Hass im Netz stärker im Fokus der niedersächsischen Justiz

05.07.2022 Seit zwei Jahren gibt es in Niedersachsen eine spezialisierte Einheit zur Bekämpfung von Hass im Netz. Die Fallzahlen dort sind zuletzt stark gestiegen. Oft haben die Taten einen aktuellen Bezug.

Niedersachsens Justizministerin Barbara Havliza (CDU) spricht mit der dpa. © Julian Stratenschulte/dpa/Archivbild

Wer Hassbotschaften im Internet verbreitet, muss immer häufiger mit einer Strafverfolgung durch die niedersächsische Justiz rechnen.
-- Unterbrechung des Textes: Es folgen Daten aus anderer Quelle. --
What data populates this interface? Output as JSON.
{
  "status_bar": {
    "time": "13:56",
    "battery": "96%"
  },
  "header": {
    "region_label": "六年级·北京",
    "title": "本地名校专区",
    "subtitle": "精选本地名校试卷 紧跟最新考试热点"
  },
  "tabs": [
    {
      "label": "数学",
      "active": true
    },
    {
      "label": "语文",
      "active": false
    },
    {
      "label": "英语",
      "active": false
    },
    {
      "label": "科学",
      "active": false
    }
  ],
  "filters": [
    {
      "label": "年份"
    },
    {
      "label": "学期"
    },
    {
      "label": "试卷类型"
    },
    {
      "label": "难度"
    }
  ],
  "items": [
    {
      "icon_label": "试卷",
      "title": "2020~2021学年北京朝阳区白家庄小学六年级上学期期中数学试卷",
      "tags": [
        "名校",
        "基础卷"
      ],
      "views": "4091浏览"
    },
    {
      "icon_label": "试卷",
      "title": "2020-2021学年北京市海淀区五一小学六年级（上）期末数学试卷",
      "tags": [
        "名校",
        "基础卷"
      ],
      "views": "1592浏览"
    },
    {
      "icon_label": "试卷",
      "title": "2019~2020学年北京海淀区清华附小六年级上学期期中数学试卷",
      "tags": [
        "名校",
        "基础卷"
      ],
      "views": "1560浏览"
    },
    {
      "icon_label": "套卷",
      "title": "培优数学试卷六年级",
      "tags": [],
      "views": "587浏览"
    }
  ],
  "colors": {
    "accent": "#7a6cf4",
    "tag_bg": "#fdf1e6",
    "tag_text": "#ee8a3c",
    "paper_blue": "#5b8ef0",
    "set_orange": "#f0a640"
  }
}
Die Zentralstelle zur Bekämpfung von Hasskriminalität im Internet (ZHIN) beschäftigte sich in den vergangenen zwölf Monaten mit 1136 neuen Verfahren - das sind etwa fünfmal so viele wie im Vorjahreszeitraum (226), wie Justizministerin Barbara Havliza (CDU) am Dienstag in Hannover bekanntgab.

Gerade die Corona-Monate hätten gezeigt, «wie schnell sich die Menschen über ihre digitalen Geräte in abstrusen Gedankenwelten verlieren können, gepusht von anonymen Gleichgesinnten», warnte die Ministerin. Vielfach sei es in den Fällen um Aufrufe zu Straftaten oder deren Billigung gegangen, oft mit Bezug zur Pandemie.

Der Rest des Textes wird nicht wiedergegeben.